Producer Recruiting and Retention Is the Same Issue for Agencies

June 15, 2020 by

Why? This is the entire question for agencies when it comes to producer recruiting. Well, maybe not. Here are the elongated versions of questions I field on this issue.

  • Why is it so hard to find sales candidates?
  • Why can’t I seem to recover my investment before they cut and run?
  • Why do producers leave my agency for another?
  • Why do they want so much money guaranteed?

My partner once told me, “The easiest person to sell to is a salesperson.” If that’s true producers should be the easiest recruit. I believe that’s the case if not for one fundamental flaw with most insurance agencies. They have no idea how to sell themselves.

Producer Recruiting & Retention: Your Problem Is Branding

You train your current salespeople on how to prospect, correct? You arm them with information on the agency’s history and culture, philosophy on client service, risk management/consulting resources and marketing/broker of record (BOR) capabilities.

What is your sales pitch to recruit producers? (I’ll pause here for a moment as you think about it). If you struggle with producer recruiting, it’s because you don’t have a good answer to this question. A lot of insurance organizations have no idea what candidates find appealing or attractive about working for them.

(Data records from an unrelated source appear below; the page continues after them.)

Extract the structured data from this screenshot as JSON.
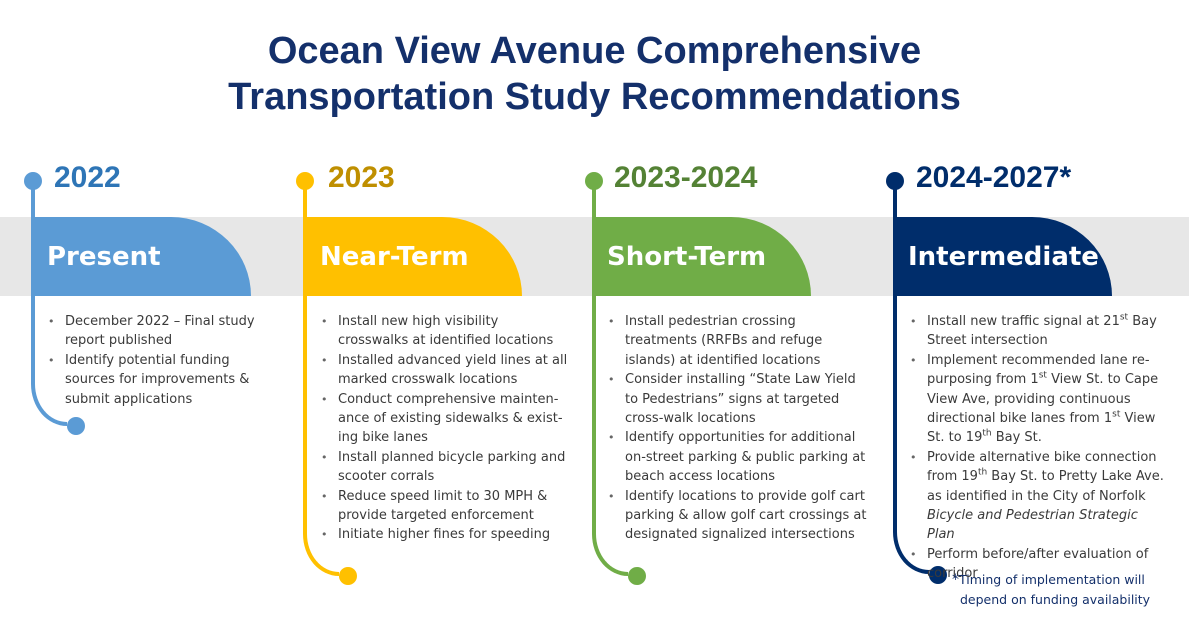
{
  "title": {
    "line1": "Ocean View Avenue Comprehensive",
    "line2": "Transportation Study Recommendations"
  },
  "colors": {
    "title": "#14306b",
    "present": "#5b9bd5",
    "near_term": "#ffc000",
    "near_term_year": "#bf8f00",
    "short_term": "#70ad47",
    "short_term_year": "#548235",
    "intermediate": "#002d6b",
    "band": "#e7e7e7"
  },
  "phases": [
    {
      "year": "2022",
      "name": "Present",
      "items": [
        "December 2022 – Final study report  published",
        "Identify potential funding sources for improvements  & submit applications"
      ]
    },
    {
      "year": "2023",
      "name": "Near-Term",
      "items": [
        "Install new high visibility crosswalks at identified locations",
        "Installed advanced yield lines at all marked  crosswalk locations",
        "Conduct comprehensive mainten-ance of existing sidewalks & exist-ing bike lanes",
        "Install planned bicycle parking and scooter corrals",
        "Reduce speed limit to 30 MPH & provide targeted enforcement",
        "Initiate higher fines for speeding"
      ]
    },
    {
      "year": "2023-2024",
      "name": "Short-Term",
      "items": [
        "Install pedestrian crossing treatments (RRFBs and refuge islands) at identified locations",
        "Consider installing “State Law Yield to Pedestrians” signs at targeted cross-walk locations",
        "Identify opportunities  for additional on-street parking & public parking at beach access locations",
        "Identify locations to provide golf cart parking & allow golf cart crossings at designated signalized intersections"
      ]
    },
    {
      "year": "2024-2027*",
      "name": "Intermediate",
      "items": [
        "Install new traffic signal at 21st Bay Street intersection",
        "Implement recommended  lane re-purposing from  1st View St. to Cape View Ave, providing continuous directional bike lanes from 1st View St. to 19th Bay St.",
        "Provide alternative bike connection from 19th Bay St. to Pretty Lake Ave. as identified in the City of Norfolk Bicycle and Pedestrian Strategic Plan",
        "Perform  before/after evaluation of corridor"
      ]
    }
  ],
  "footnote": {
    "star": "*",
    "line1": "Timing of implementation will",
    "line2": "depend on funding availability"
  }
}
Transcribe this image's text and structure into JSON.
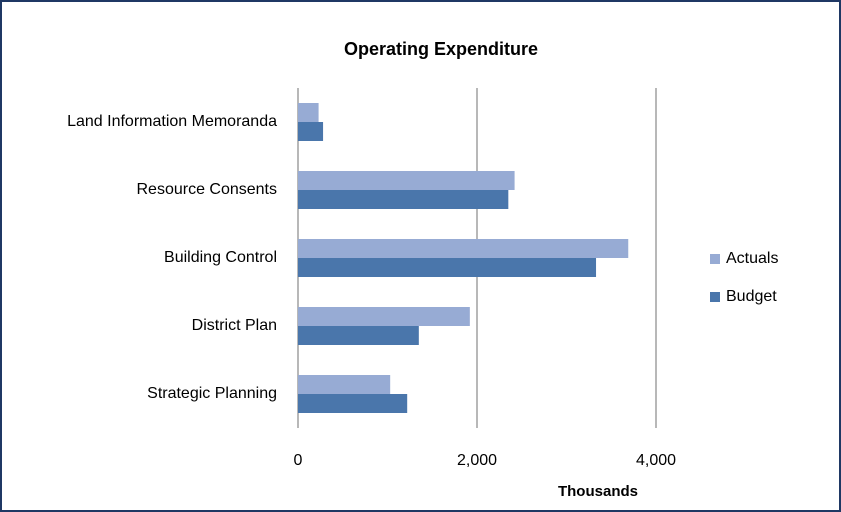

  • Find out why your current producers like working for you.
  • Use this, verbatim, in your recruiting pitch.
  • Introduce prospective candidates to those employees during the interview process. They will be honest and positive brand ambassadors.

This exercise is a hunt for retention information, too. If your employees cannot answer why they like working for you then you’ve just identified a serious culture problem.

Producer Recruiting & Retention: Your Problem Is Preparation

What is your producer recruiting plan? I’m guessing that you require sales plans from your current producers, so they aren’t just pounding the pavement without direction. Therefore, what’s your strategy to recruit new sales talent? (I’ll pause here for a moment as you think about it.)

  • The fact is agencies that struggle to recruit producers have zero plan.
  • They kick back on their laurels and wait for people to come to them.
  • Their leaders are not actively engaged in ongoing solicitation of new sales talent.
  • Rarely do good prospects (people or business) fall in an agency’s lap. You need to be better hunters of men and women.

This exercise is about self-reflection. Too many agencies languish in poor producer hiring which leads to poor producer firing. You will retain your best producers if you elevate them from the pack. If you’re keeping marginal people on staff, then you’ll eventually drive the real producers away.

Producer Recruiting & Retention: Your Problem Is Adaptation

What is your producer recruiting profile? Do you want your current producers to be specialists with a niche market focus? I’m guessing so for very tried and true reasons. Do you apply that same principal to recruiting? (I’ll pause here while you think about your ideal persona.)

  • Experience. Are you an agency with great training? Then hire newbies. Are you an agency that needs immediate ROI? Then only acquire producers with books. Are you an agency that invests in talent? Then hire experienced, validated producers.
  • Source. Where do you want producers to come from – across the aisle, big or small agencies or pivot from non-agency firms (carriers, out of industry organizations, college recruiting)?
  • Location. Is there anyone in your local market? Do you need to relocate people in? Are the best people remote and can launch new offices?

This exercise is about self-awareness. You’ve made good and bad producer hires. You should be learning and adapting from each one. If you’re not, then history will repeat itself. Producers who feel like they fit in with your culture will stay. Producers that feel like an anomaly will leave.